"Remove const"
OOOF, that's a SCALDING hot take. But it's kind of correct. "read-only" is like an object property, not really a good type-system property. But we don't have a good decl-based/object-based system in C (in fact, it has NO real good object model, which will come up later when talking defer); only compile-time system that exists in C is the type system, alas!
"I'd remove const from C, but I'd have to replace it with something else." Yeah. It's too useful to get rid of outright, you'd have to replace it, unfortunately. Odin manages this slightly differently than C does.
"C is the wrong langauge to try and add immutability too" agreed, 100%. It's also why "functional programming" really struggles here, and why C++ struggled to make a functional library bit without some semi-dire consequences (C++20 filter_view shenanigans, anyone?).
(They start talking about how overloaded static is, and they bring up the obscure [static N] bit in the language.)

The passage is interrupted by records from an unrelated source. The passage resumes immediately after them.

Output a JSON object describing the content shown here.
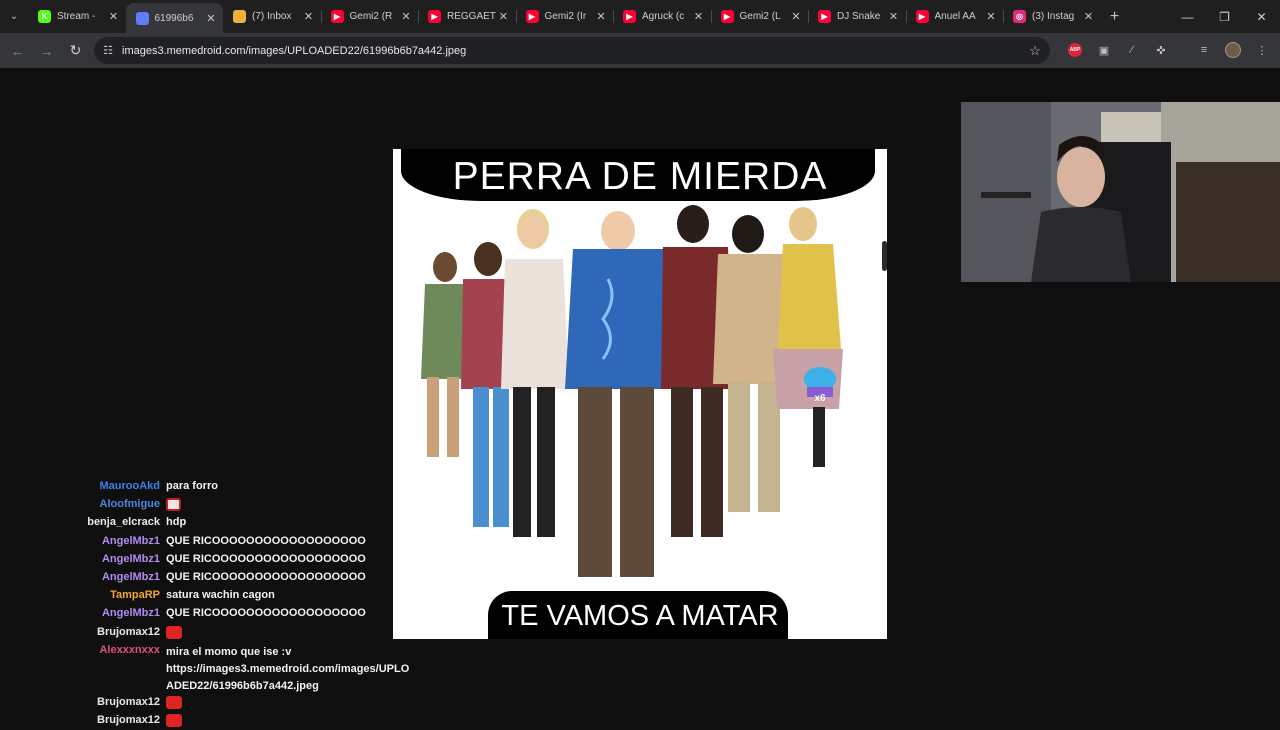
{
  "tabs": [
    {
      "title": "Stream -",
      "fav": "K",
      "fav_color": "#53fc18",
      "active": false
    },
    {
      "title": "61996b6",
      "fav": "",
      "fav_color": "#5f7cff",
      "active": true
    },
    {
      "title": "(7) Inbox",
      "fav": "",
      "fav_color": "#f0b13b",
      "active": false
    },
    {
      "title": "Gemi2 (R",
      "fav": "▶",
      "fav_color": "#ff0033",
      "active": false
    },
    {
      "title": "REGGAET",
      "fav": "▶",
      "fav_color": "#ff0033",
      "active": false
    },
    {
      "title": "Gemi2 (Ir",
      "fav": "▶",
      "fav_color": "#ff0033",
      "active": false
    },
    {
      "title": "Agruck (c",
      "fav": "▶",
      "fav_color": "#ff0033",
      "active": false
    },
    {
      "title": "Gemi2 (L",
      "fav": "▶",
      "fav_color": "#ff0033",
      "active": false
    },
    {
      "title": "DJ Snake",
      "fav": "▶",
      "fav_color": "#ff0033",
      "active": false
    },
    {
      "title": "Anuel AA",
      "fav": "▶",
      "fav_color": "#ff0033",
      "active": false
    },
    {
      "title": "(3) Instag",
      "fav": "◎",
      "fav_color": "#dd2a7b",
      "active": false
    }
  ],
  "address": {
    "url": "images3.memedroid.com/images/UPLOADED22/61996b6b7a442.jpeg"
  },
  "meme": {
    "top_text": "PERRA DE MIERDA",
    "bottom_text": "TE VAMOS A MATAR"
  },
  "chat": [
    {
      "user": "MaurooAkd",
      "color": "#3d7ef0",
      "text": "para forro"
    },
    {
      "user": "Aloofmigue",
      "color": "#4a86e0",
      "emote": "cake"
    },
    {
      "user": "benja_elcrack",
      "color": "#e8e8e8",
      "text": "hdp"
    },
    {
      "user": "AngelMbz1",
      "color": "#b08cf0",
      "text": "QUE RICOOOOOOOOOOOOOOOOOO"
    },
    {
      "user": "AngelMbz1",
      "color": "#b08cf0",
      "text": "QUE RICOOOOOOOOOOOOOOOOOO"
    },
    {
      "user": "AngelMbz1",
      "color": "#b08cf0",
      "text": "QUE RICOOOOOOOOOOOOOOOOOO"
    },
    {
      "user": "TampaRP",
      "color": "#f0a830",
      "text": "satura wachin cagon"
    },
    {
      "user": "AngelMbz1",
      "color": "#b08cf0",
      "text": "QUE RICOOOOOOOOOOOOOOOOOO"
    },
    {
      "user": "Brujomax12",
      "color": "#e8e8e8",
      "emote": "red"
    },
    {
      "user": "Alexxxnxxx",
      "color": "#e0507a",
      "text": "mira el momo que ise :v",
      "text2": "https://images3.memedroid.com/images/UPLO",
      "text3": "ADED22/61996b6b7a442.jpeg"
    },
    {
      "user": "Brujomax12",
      "color": "#e8e8e8",
      "emote": "red"
    },
    {
      "user": "Brujomax12",
      "color": "#e8e8e8",
      "emote": "red"
    }
  ]
}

Yeah, that's awful. It's not a good way to do bounds, unfortunately! Being able to lie and not having a pre-packed way of keeping the size and pointer together is NOT good. I'm not saying you should never have the ability to lie or just have a naked pointer and attach a random size to it, but 99% of the time you want the system to carry the size and the pointer together, and it's effectively what you do with malloc since it stores it in either a specific block-size section in their heap or they store the size in some pre-determined place before the pointer they hand back to you, or in a pool somewhere!
"I would remove the entire standard library" hard agree! C's standard library is its WEAKEST part. Very awful design, lots of shared, mutable, invisible state. Truly bad, very thread-antagonistic. Blowing it up and starting over would be very good stuff.